For the whole law is fulfilled in one word: “You shall love your neighbor as yourself.” (Galatians 5:14)

It is difficult living in a polarized world, but God never promised our Christian walk would be easy. When we encounter people who see things differently, our goal is not to wear them down until they give up. We shouldn’t see our interactions with others as battles. If we view the world through an “us vs. them” lens, then we can expect no victory. We have already lost. Instead, we are called to be faithful. We are called to be Christlike. When we are conversing with someone with whom we disagree, we should be considering how we can exhibit the fruit of the Spirit (Gal. 5:22-23). Our goal should always be to love our neighbor. Because of this we should always consider what we say and how we say it. We’re not looking to use words that might win an argument. We want to use words that are respectful and will strengthen and build relationships.

Which of these three, do you think, proved to be a neighbor to the man who fell among the robbers?” He said, “The one who showed him mercy.” And Jesus said to him, “You go, and do likewise.” (Luke 10:36-37)


“You hypocrite, first take the log out of your own eye, and then you will see clearly to take the speck out of your brother’s eye.” (Matthew 7:5)

Hypocrisy is a subject Jesus warns against on multiple occasions. He mentions it four times in the Sermon on the Mount. Christians are not to be hypocrites. What does this mean? One thing it means is that we are not to point out the sins of others while ignoring our sins.

“Why do you see the speck that is in your brother’s eye, but do not notice the log that is in your own eye? Or how can you say to your brother, ‘Let me take the speck out of your eye,’ when there is the log in your own eye?” (Matthew 7:3-4)

Doing so destroys our witness. It ruins any credibility we may have. If we go around pointing out the sins of others without dealing with our own, then our words become meaningless. No one will pay attention. No one will listen because we have given them no reason to do so.

“Self judgment is the first duty.” – Jack P. Lewis

Hypocrisy thrives in the realm of politics. This ungodly behavior is encouraged. To not be hypocritical is frowned upon. To tell the truth and admit the faults of your side is to show weakness while blatantly repeating the faults of others, even if they are minor or untrue, is considered a winning strategy. Politicians and pundits practice this daily on the 24-hour-news channels. There is nothing fair or admirable about it.

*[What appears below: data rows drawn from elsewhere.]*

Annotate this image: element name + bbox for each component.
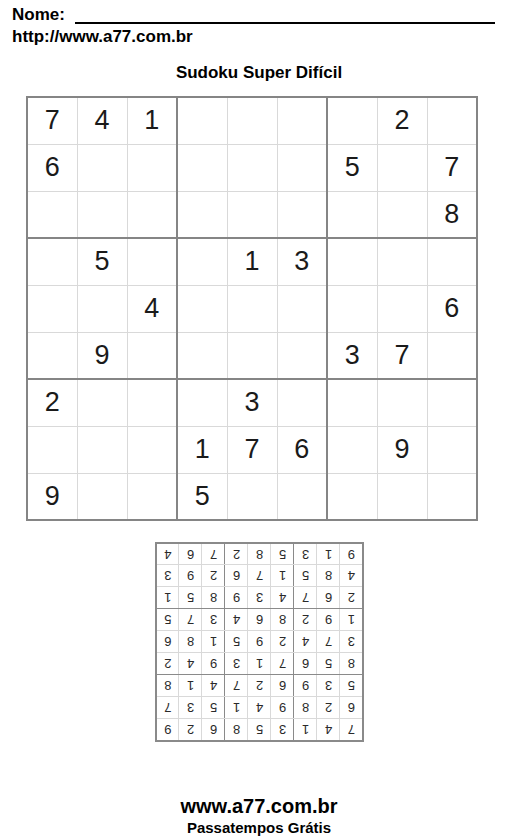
name-row: Nome: xyxy=(0,0,518,24)
cell-r4c2: 5 xyxy=(77,238,127,285)
cell-r3c4: 6 xyxy=(271,675,294,697)
cell-r1c1: 7 xyxy=(27,97,77,144)
footer: www.a77.com.br Passatempos Grátis xyxy=(0,795,518,837)
cell-r2c5 xyxy=(227,144,277,191)
cell-r7c4 xyxy=(177,379,227,426)
sudoku-grid: 741265785134693723176995 xyxy=(26,96,478,521)
cell-r1c6 xyxy=(277,97,327,144)
cell-r5c1 xyxy=(27,285,77,332)
cell-r2c3: 8 xyxy=(294,697,317,719)
cell-r9c9: 4 xyxy=(156,543,179,565)
cell-r9c1: 9 xyxy=(27,473,77,520)
cell-r8c3: 5 xyxy=(294,565,317,587)
cell-r9c8 xyxy=(377,473,427,520)
cell-r7c6 xyxy=(277,379,327,426)
cell-r9c2 xyxy=(77,473,127,520)
cell-r8c4: 1 xyxy=(271,565,294,587)
cell-r3c8 xyxy=(377,191,427,238)
cell-r9c2: 1 xyxy=(317,543,340,565)
cell-r7c5: 3 xyxy=(248,587,271,609)
cell-r7c7: 8 xyxy=(202,587,225,609)
cell-r6c1: 1 xyxy=(340,609,363,631)
cell-r8c2: 8 xyxy=(317,565,340,587)
cell-r8c1 xyxy=(27,426,77,473)
name-label: Nome: xyxy=(12,5,65,24)
cell-r4c3 xyxy=(127,238,177,285)
cell-r5c1: 3 xyxy=(340,631,363,653)
cell-r1c6: 8 xyxy=(225,719,248,741)
cell-r6c5 xyxy=(227,332,277,379)
cell-r2c9: 7 xyxy=(427,144,477,191)
cell-r3c4 xyxy=(177,191,227,238)
cell-r6c6: 4 xyxy=(225,609,248,631)
cell-r2c2 xyxy=(77,144,127,191)
cell-r7c8 xyxy=(377,379,427,426)
cell-r3c6 xyxy=(277,191,327,238)
cell-r3c5: 2 xyxy=(248,675,271,697)
grid-row: 937 xyxy=(27,332,477,379)
cell-r3c6: 7 xyxy=(225,675,248,697)
cell-r4c1 xyxy=(27,238,77,285)
cell-r2c7: 5 xyxy=(202,697,225,719)
cell-r1c7 xyxy=(327,97,377,144)
grid-row: 374295186 xyxy=(156,631,363,653)
cell-r5c2 xyxy=(77,285,127,332)
cell-r2c8 xyxy=(377,144,427,191)
cell-r8c1: 4 xyxy=(340,565,363,587)
cell-r6c8: 7 xyxy=(377,332,427,379)
cell-r5c6: 5 xyxy=(225,631,248,653)
cell-r8c5: 7 xyxy=(248,565,271,587)
site-url: http://www.a77.com.br xyxy=(0,24,518,47)
cell-r1c4: 3 xyxy=(271,719,294,741)
cell-r4c3: 6 xyxy=(294,653,317,675)
cell-r6c7: 3 xyxy=(327,332,377,379)
cell-r3c1 xyxy=(27,191,77,238)
cell-r6c7: 3 xyxy=(202,609,225,631)
cell-r6c8: 7 xyxy=(179,609,202,631)
cell-r9c1: 9 xyxy=(340,543,363,565)
cell-r8c6: 6 xyxy=(225,565,248,587)
cell-r7c7 xyxy=(327,379,377,426)
cell-r3c7: 4 xyxy=(202,675,225,697)
cell-r6c9: 5 xyxy=(156,609,179,631)
cell-r4c4: 7 xyxy=(271,653,294,675)
cell-r4c7: 9 xyxy=(202,653,225,675)
grid-row: 913582764 xyxy=(156,543,363,565)
cell-r3c9: 8 xyxy=(156,675,179,697)
name-fill-line xyxy=(75,7,495,24)
cell-r1c5: 5 xyxy=(248,719,271,741)
cell-r3c7 xyxy=(327,191,377,238)
cell-r2c6 xyxy=(277,144,327,191)
cell-r2c4 xyxy=(177,144,227,191)
worksheet-page: Nome: http://www.a77.com.br Sudoku Super… xyxy=(0,0,518,840)
cell-r9c6 xyxy=(277,473,327,520)
grid-row: 1769 xyxy=(27,426,477,473)
cell-r3c3 xyxy=(127,191,177,238)
grid-row: 539627418 xyxy=(156,675,363,697)
cell-r7c6: 9 xyxy=(225,587,248,609)
cell-r4c6: 3 xyxy=(225,653,248,675)
cell-r4c1: 8 xyxy=(340,653,363,675)
cell-r8c2 xyxy=(77,426,127,473)
cell-r6c6 xyxy=(277,332,327,379)
grid-row: 741358629 xyxy=(156,719,363,741)
cell-r5c5 xyxy=(227,285,277,332)
cell-r5c8 xyxy=(377,285,427,332)
cell-r2c4: 9 xyxy=(271,697,294,719)
cell-r9c3 xyxy=(127,473,177,520)
cell-r7c5: 3 xyxy=(227,379,277,426)
cell-r2c1: 6 xyxy=(340,697,363,719)
cell-r3c5 xyxy=(227,191,277,238)
grid-row: 8 xyxy=(27,191,477,238)
cell-r8c6: 6 xyxy=(277,426,327,473)
cell-r8c7 xyxy=(327,426,377,473)
cell-r7c4: 4 xyxy=(271,587,294,609)
cell-r2c2: 2 xyxy=(317,697,340,719)
grid-row: 192864375 xyxy=(156,609,363,631)
grid-row: 95 xyxy=(27,473,477,520)
cell-r8c9 xyxy=(427,426,477,473)
cell-r7c1: 2 xyxy=(27,379,77,426)
grid-row: 657 xyxy=(27,144,477,191)
cell-r3c2 xyxy=(77,191,127,238)
cell-r5c9: 6 xyxy=(156,631,179,653)
solution-grid-rotated: 7413586296289415375396274188567139423742… xyxy=(155,542,364,742)
cell-r2c1: 6 xyxy=(27,144,77,191)
cell-r5c4: 2 xyxy=(271,631,294,653)
cell-r3c9: 8 xyxy=(427,191,477,238)
cell-r6c4: 8 xyxy=(271,609,294,631)
cell-r3c1: 5 xyxy=(340,675,363,697)
cell-r7c3 xyxy=(127,379,177,426)
cell-r8c8: 9 xyxy=(179,565,202,587)
cell-r4c4 xyxy=(177,238,227,285)
cell-r1c3: 1 xyxy=(127,97,177,144)
cell-r9c4: 5 xyxy=(177,473,227,520)
cell-r5c3: 4 xyxy=(294,631,317,653)
cell-r8c5: 7 xyxy=(227,426,277,473)
cell-r1c5 xyxy=(227,97,277,144)
cell-r2c5: 4 xyxy=(248,697,271,719)
cell-r9c6: 2 xyxy=(225,543,248,565)
cell-r1c9: 9 xyxy=(156,719,179,741)
cell-r5c9: 6 xyxy=(427,285,477,332)
cell-r4c5: 1 xyxy=(248,653,271,675)
puzzle-title: Sudoku Super Difícil xyxy=(0,63,518,83)
footer-tagline: Passatempos Grátis xyxy=(0,818,518,837)
cell-r7c9 xyxy=(427,379,477,426)
cell-r8c4: 1 xyxy=(177,426,227,473)
solution-section: 7413586296289415375396274188567139423742… xyxy=(0,542,518,742)
cell-r9c5: 8 xyxy=(248,543,271,565)
cell-r9c7: 7 xyxy=(202,543,225,565)
grid-row: 856713942 xyxy=(156,653,363,675)
cell-r7c9: 1 xyxy=(156,587,179,609)
cell-r4c5: 1 xyxy=(227,238,277,285)
cell-r4c9 xyxy=(427,238,477,285)
cell-r8c9: 3 xyxy=(156,565,179,587)
grid-row: 7412 xyxy=(27,97,477,144)
cell-r4c2: 5 xyxy=(317,653,340,675)
cell-r6c9 xyxy=(427,332,477,379)
grid-row: 46 xyxy=(27,285,477,332)
cell-r1c1: 7 xyxy=(340,719,363,741)
cell-r2c6: 1 xyxy=(225,697,248,719)
cell-r9c4: 5 xyxy=(271,543,294,565)
cell-r6c4 xyxy=(177,332,227,379)
cell-r1c3: 1 xyxy=(294,719,317,741)
cell-r7c1: 2 xyxy=(340,587,363,609)
cell-r7c8: 5 xyxy=(179,587,202,609)
cell-r1c4 xyxy=(177,97,227,144)
cell-r9c8: 6 xyxy=(179,543,202,565)
grid-row: 485176293 xyxy=(156,565,363,587)
cell-r9c9 xyxy=(427,473,477,520)
cell-r2c9: 7 xyxy=(156,697,179,719)
cell-r1c2: 4 xyxy=(77,97,127,144)
cell-r5c4 xyxy=(177,285,227,332)
cell-r9c7 xyxy=(327,473,377,520)
cell-r5c6 xyxy=(277,285,327,332)
cell-r7c3: 7 xyxy=(294,587,317,609)
cell-r6c3 xyxy=(127,332,177,379)
cell-r6c2: 9 xyxy=(77,332,127,379)
cell-r7c2: 6 xyxy=(317,587,340,609)
cell-r5c8: 8 xyxy=(179,631,202,653)
cell-r3c2: 3 xyxy=(317,675,340,697)
cell-r8c7: 2 xyxy=(202,565,225,587)
cell-r6c5: 6 xyxy=(248,609,271,631)
grid-row: 513 xyxy=(27,238,477,285)
cell-r5c3: 4 xyxy=(127,285,177,332)
cell-r6c2: 9 xyxy=(317,609,340,631)
grid-row: 628941537 xyxy=(156,697,363,719)
grid-row: 23 xyxy=(27,379,477,426)
cell-r3c8: 1 xyxy=(179,675,202,697)
cell-r5c2: 7 xyxy=(317,631,340,653)
cell-r9c5 xyxy=(227,473,277,520)
cell-r4c9: 2 xyxy=(156,653,179,675)
cell-r1c8: 2 xyxy=(179,719,202,741)
cell-r1c7: 6 xyxy=(202,719,225,741)
cell-r2c3 xyxy=(127,144,177,191)
cell-r8c3 xyxy=(127,426,177,473)
cell-r5c7 xyxy=(327,285,377,332)
cell-r1c2: 4 xyxy=(317,719,340,741)
cell-r6c3: 2 xyxy=(294,609,317,631)
cell-r6c1 xyxy=(27,332,77,379)
cell-r7c2 xyxy=(77,379,127,426)
cell-r4c7 xyxy=(327,238,377,285)
footer-site: www.a77.com.br xyxy=(0,795,518,818)
cell-r9c3: 3 xyxy=(294,543,317,565)
grid-row: 267439851 xyxy=(156,587,363,609)
cell-r8c8: 9 xyxy=(377,426,427,473)
cell-r4c8: 4 xyxy=(179,653,202,675)
cell-r4c8 xyxy=(377,238,427,285)
cell-r2c7: 5 xyxy=(327,144,377,191)
cell-r2c8: 3 xyxy=(179,697,202,719)
cell-r4c6: 3 xyxy=(277,238,327,285)
cell-r1c8: 2 xyxy=(377,97,427,144)
cell-r3c3: 9 xyxy=(294,675,317,697)
cell-r5c5: 9 xyxy=(248,631,271,653)
cell-r5c7: 1 xyxy=(202,631,225,653)
cell-r1c9 xyxy=(427,97,477,144)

The problem is that many Christians join in this bad behavior. Some social media accounts are filled with post after post criticizing the other side. What is missing is any critique of the party they belong to or the politicians they support. It doesn’t matter if every post is true, it is hypocrisy. It is what Jesus warns against. When we do this, we are wrecking our witness. We are sabotaging our credibility.

What ultimately matters in life are eternal things. To think we might miss out on sharing the good news of Jesus Christ with someone else because we hypocritically pursued a political victory is appalling. We should care more about our witness than winning any election. We should be careful that we don’t sell our birthright for a mess of pottage.